Token Budget Allocation
import tiktoken
def allocate_context(
question: str,
chunks: list[dict],
model: str = "gpt-4o",
max_context_tokens: int = 12000, # Reserve space for system prompt + answer
) -> list[dict]:
"""Select chunks that fit within the token budget."""
enc = tiktoken.encoding_for_model(model)
selected = []
used_tokens = len(enc.encode(question)) + 500 # 500 for system prompt overhead
for chunk in chunks: # Assumes chunks are already ranked by relevance
chunk_tokens = len(enc.encode(chunk["text"]))
if used_tokens + chunk_tokens <= max_context_tokens:
selected.append(chunk)
used_tokens += chunk_tokens
else:
break # Stop adding chunks when budget is exhausted
return selected
# Example token budget for GPT-4o (128K context):
# System prompt: ~500 tokens
# Retrieved context: ~12,000 tokens (5-10 chunks)

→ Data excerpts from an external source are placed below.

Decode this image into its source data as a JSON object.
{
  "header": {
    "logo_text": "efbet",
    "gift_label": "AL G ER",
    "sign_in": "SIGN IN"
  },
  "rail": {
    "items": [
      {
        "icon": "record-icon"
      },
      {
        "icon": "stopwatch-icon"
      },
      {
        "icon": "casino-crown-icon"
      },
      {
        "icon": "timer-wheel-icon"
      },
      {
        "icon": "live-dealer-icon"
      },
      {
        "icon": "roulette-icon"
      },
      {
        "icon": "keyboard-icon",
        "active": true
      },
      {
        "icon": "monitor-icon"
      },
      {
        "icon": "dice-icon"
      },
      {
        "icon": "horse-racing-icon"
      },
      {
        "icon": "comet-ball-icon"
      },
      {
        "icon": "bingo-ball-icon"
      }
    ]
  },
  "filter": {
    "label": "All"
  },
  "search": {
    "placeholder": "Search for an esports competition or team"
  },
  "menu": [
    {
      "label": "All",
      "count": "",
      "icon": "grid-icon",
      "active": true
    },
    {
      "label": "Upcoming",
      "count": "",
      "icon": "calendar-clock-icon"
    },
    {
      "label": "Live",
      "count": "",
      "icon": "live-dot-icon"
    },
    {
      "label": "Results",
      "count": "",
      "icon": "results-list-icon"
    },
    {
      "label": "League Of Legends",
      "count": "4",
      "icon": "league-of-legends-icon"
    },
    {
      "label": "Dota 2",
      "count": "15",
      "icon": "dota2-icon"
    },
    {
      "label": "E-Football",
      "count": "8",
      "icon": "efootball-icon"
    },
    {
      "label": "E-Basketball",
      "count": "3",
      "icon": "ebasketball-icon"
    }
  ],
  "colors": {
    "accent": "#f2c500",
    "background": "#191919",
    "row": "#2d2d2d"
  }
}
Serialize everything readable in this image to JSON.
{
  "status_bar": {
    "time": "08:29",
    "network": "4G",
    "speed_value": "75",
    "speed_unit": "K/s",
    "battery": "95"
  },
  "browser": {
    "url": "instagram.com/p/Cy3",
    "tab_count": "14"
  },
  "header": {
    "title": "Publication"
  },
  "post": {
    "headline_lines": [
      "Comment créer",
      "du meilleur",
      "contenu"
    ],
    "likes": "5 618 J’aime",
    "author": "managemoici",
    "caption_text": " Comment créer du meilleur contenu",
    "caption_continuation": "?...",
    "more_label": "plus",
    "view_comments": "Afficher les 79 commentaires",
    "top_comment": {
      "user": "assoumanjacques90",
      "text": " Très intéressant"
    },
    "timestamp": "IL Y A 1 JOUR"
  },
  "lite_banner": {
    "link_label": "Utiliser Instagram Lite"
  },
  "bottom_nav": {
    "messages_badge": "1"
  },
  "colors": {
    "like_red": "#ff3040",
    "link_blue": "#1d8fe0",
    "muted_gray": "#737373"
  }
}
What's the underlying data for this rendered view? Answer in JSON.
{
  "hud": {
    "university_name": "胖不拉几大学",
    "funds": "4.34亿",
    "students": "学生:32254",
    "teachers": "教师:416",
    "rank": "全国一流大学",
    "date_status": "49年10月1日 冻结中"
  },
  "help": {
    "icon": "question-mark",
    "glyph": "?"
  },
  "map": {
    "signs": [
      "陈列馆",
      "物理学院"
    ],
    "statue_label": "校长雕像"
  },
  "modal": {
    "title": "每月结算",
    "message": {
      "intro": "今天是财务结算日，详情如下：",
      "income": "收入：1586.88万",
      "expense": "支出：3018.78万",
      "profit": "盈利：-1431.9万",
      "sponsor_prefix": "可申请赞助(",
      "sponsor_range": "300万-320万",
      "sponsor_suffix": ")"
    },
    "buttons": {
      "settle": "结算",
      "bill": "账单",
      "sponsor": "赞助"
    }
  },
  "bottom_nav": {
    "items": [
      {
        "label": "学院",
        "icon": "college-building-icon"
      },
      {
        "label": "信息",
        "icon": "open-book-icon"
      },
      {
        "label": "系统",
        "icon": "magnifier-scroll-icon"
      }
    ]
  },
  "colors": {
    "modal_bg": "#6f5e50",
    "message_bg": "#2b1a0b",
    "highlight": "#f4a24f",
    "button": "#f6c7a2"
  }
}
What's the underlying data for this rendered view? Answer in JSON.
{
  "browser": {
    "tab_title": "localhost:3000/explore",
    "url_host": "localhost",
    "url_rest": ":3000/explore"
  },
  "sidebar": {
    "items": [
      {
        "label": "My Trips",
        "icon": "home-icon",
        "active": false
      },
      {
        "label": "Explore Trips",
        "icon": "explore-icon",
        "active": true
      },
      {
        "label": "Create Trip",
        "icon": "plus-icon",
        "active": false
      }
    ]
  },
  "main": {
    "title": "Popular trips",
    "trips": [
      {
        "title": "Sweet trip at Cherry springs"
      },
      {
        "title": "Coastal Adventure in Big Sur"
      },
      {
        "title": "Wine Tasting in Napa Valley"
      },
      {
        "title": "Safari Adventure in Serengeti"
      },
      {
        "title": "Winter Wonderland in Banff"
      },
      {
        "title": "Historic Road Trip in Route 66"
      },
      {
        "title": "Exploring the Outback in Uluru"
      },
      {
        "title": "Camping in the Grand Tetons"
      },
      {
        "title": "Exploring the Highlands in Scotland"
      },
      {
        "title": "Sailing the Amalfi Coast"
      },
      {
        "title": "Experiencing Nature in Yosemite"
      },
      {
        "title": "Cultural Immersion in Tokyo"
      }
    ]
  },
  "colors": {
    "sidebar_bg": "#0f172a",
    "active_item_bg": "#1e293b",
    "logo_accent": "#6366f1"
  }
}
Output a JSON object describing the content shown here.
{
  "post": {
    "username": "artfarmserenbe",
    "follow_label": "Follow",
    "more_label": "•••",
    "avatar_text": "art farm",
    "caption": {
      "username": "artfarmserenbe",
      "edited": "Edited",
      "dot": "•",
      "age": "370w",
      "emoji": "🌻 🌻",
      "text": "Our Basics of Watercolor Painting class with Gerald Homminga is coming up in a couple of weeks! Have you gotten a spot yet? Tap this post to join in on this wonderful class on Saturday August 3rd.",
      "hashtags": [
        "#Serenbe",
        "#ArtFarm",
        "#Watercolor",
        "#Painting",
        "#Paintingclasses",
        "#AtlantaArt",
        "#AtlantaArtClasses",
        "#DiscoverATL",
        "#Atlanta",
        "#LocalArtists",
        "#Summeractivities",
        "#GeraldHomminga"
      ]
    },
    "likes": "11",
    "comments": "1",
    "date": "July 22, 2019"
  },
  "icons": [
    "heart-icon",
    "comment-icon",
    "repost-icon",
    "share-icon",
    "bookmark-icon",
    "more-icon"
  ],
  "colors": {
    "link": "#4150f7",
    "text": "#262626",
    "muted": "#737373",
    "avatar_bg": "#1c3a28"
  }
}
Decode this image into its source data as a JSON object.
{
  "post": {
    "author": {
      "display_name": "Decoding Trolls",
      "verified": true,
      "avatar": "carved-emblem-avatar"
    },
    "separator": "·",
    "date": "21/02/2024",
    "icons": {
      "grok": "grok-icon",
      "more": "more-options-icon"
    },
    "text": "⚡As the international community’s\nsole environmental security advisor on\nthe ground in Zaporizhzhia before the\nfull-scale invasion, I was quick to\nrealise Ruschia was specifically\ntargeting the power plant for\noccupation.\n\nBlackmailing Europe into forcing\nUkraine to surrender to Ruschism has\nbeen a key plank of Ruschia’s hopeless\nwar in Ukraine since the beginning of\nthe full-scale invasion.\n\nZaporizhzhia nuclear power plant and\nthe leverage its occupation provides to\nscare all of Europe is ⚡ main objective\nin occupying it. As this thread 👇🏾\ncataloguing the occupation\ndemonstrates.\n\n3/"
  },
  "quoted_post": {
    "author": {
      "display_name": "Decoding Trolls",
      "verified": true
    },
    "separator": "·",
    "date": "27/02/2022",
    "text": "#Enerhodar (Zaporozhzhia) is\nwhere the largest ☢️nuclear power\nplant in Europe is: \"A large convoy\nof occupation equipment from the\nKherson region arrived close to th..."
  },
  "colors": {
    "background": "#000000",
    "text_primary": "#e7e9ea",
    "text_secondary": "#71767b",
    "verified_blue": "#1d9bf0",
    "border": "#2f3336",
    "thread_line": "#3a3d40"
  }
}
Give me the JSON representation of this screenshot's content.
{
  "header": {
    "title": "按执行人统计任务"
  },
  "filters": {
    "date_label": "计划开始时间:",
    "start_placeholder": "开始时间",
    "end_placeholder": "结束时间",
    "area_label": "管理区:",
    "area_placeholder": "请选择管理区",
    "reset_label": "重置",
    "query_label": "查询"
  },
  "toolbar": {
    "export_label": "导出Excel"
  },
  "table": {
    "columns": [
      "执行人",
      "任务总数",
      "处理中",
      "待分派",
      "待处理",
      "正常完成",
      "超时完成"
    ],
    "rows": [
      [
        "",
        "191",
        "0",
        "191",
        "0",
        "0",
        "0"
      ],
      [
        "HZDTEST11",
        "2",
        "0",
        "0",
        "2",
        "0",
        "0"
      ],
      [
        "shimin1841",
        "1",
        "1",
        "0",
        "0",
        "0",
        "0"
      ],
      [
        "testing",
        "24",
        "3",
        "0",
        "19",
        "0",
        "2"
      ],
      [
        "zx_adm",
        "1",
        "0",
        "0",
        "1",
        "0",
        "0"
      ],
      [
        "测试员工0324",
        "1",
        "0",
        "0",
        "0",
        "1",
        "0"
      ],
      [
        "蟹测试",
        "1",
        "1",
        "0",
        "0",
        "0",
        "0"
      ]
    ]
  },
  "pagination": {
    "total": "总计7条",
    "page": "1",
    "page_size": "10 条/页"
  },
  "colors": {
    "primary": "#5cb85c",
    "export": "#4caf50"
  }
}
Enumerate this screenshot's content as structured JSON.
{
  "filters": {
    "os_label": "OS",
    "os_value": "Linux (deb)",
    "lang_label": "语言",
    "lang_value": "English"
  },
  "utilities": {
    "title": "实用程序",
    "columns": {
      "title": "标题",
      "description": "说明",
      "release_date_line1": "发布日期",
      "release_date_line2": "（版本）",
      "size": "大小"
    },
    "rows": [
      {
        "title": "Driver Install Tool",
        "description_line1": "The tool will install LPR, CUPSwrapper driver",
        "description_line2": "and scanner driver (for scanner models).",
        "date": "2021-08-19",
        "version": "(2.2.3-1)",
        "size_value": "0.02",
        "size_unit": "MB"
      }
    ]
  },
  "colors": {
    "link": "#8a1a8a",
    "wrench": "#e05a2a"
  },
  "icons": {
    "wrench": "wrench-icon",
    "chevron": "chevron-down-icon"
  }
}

# User question: ~100 tokens
# Reserved for answer: ~4,000 tokens
# Total used: ~16,600 tokens (well within 128K)
Key Takeaways
- RAG system prompts must explicitly constrain the model to answer only from provided context.
- Format retrieved chunks with numbered source labels to enable reliable inline citations.
- Layer multiple hallucination defenses: prompt constraints, self-consistency checks, and confidence scoring.
- Stream responses to reduce perceived latency from seconds to milliseconds.
- Keep context to 10–15K tokens even with large context windows — more relevant content beats more content.